I also deal with many of the people Fink mentions who work in NYS DOH and many others who are the backbone and heart and soul of our emergency preparedness and response group.  How these folk and the top executives can cope with the issues that seem to occur with more and more frequency amazes me.  I was recently on a conference call where one woman was informed it would be her fault if more than a dozen people needing dialysis deaths if she did not find a way to get them out of their snow bound homes in Buffalo and to treatment.

Finally, Fink devotes the last part of the book to the ethical issues involving the triaging and distribution of scarce or diminishing medical treatments during a crisis.  Fink compares New York's establishment of standards against Maryland's where much more public involvement informed the regulations.  I am all for the wisdom of the crowd, but Fink's book does not circle back to the vested interests that seep into public forums.  These are decisions that must evolve.

I plan on buying several copies of this book to give to my team as Christmas presents.  Read it, it is a thoughtful, valuable "retreat-like" discussion of issues anyone in public health has to face.

Saturday, November 15, 2014

The Industry that is John Lescroat

I believe I have read some Lescroart mysteries before and picking up his latest, The Keeper, last weekend at the library was my attempt to kick start my lagging reading/blogging life by going back to my favorite genre.

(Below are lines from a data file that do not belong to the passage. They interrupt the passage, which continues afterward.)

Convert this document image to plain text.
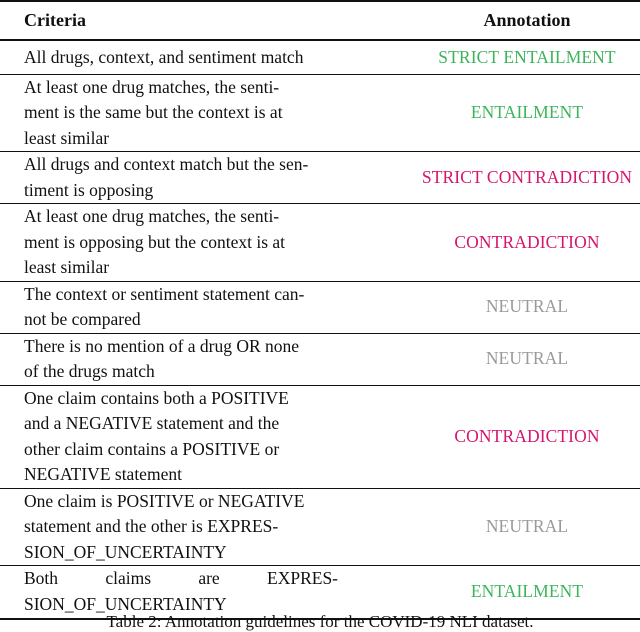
Criteria	Annotation

All drugs, context, and sentiment match	STRICT ENTAILMENT

At least one drug matches, the senti-
ment is the same but the context is at
least similar	ENTAILMENT

All drugs and context match but the sen-
timent is opposing	STRICT CONTRADICTION

At least one drug matches, the senti-
ment is opposing but the context is at
least similar	CONTRADICTION

The context or sentiment statement can-
not be compared	NEUTRAL

There is no mention of a drug OR none
of the drugs match	NEUTRAL

One claim contains both a POSITIVE
and a NEGATIVE statement and the
other claim contains a POSITIVE or
NEGATIVE statement	CONTRADICTION

One claim is POSITIVE or NEGATIVE
statement and the other is EXPRES-
SION_OF_UNCERTAINTY	NEUTRAL

Both claims are EXPRES-
SION_OF_UNCERTAINTY	ENTAILMENT
Table 2: Annotation guidelines for the COVID-19 NLI dataset.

I grabbed the book Wednesday morning and cracked it open as I lay on a gurney in the ER going through tests to see if I was having a heart attack.  I have learned through dozens of emergency room adventures with my mother, son and husband, that reading material is essential to make the hours of waiting tolerable.  I was through the first 100 pages before I saw a doctor.

The tests were anticlimactic and so, in a sense, is The Keeper.  Not to keep you in suspense like a good murder mystery, the test results showed a flare up of arrhythmia that last occurred seven years ago.  More doctor visits to follow.

As was the book somewhat less than dramatic at its conclusion.  The character of the retired police investigator taking a job for the defense attorney was excellent.  Here was a person who aimed only for results, utilized his decades of job experience, and relished going around bureaucratic obstacles.  Yup, I identified with him,  Lescroart lards his story with as many women as men; while the jail is all male, the police investigators include a woman with some what if insights that add to the case development.  The victim, the marriage counselor, the victim's extended family and in-laws all include well depicted female characters.

So why am I not raving about the book and recommending it to the max?  The thread that eventually becomes the identity of the killer is as apparent as a red thread in a blue piece of fabric.  Too much back story is added to the criminal's earlier life to justify motivation that is not otherwise evident in the main story of a teetering marriage, partially attributable to one spouse's hostile workplace.

But more than that forced ending, I hated the author's acknowledgements.  He comes off like a book-grinding industry.  I have this innate bias against people who hire others to run their webpages and social media.  Worse yet, is a writer who sort of bids out the chance to have a real person's name be used for a literary character.  In hindsight, it looks to me like a cast of thousands of minor walk-ons show up in the story only to meet this obligation to use a "winner's" name.

So this is two "industry" books in a row:  the one that turned out to be penned by another Rowlings alias went back unread.  Will I read another Lescroart?  Maybe, at least look for one of his earlier ones before he became corporate.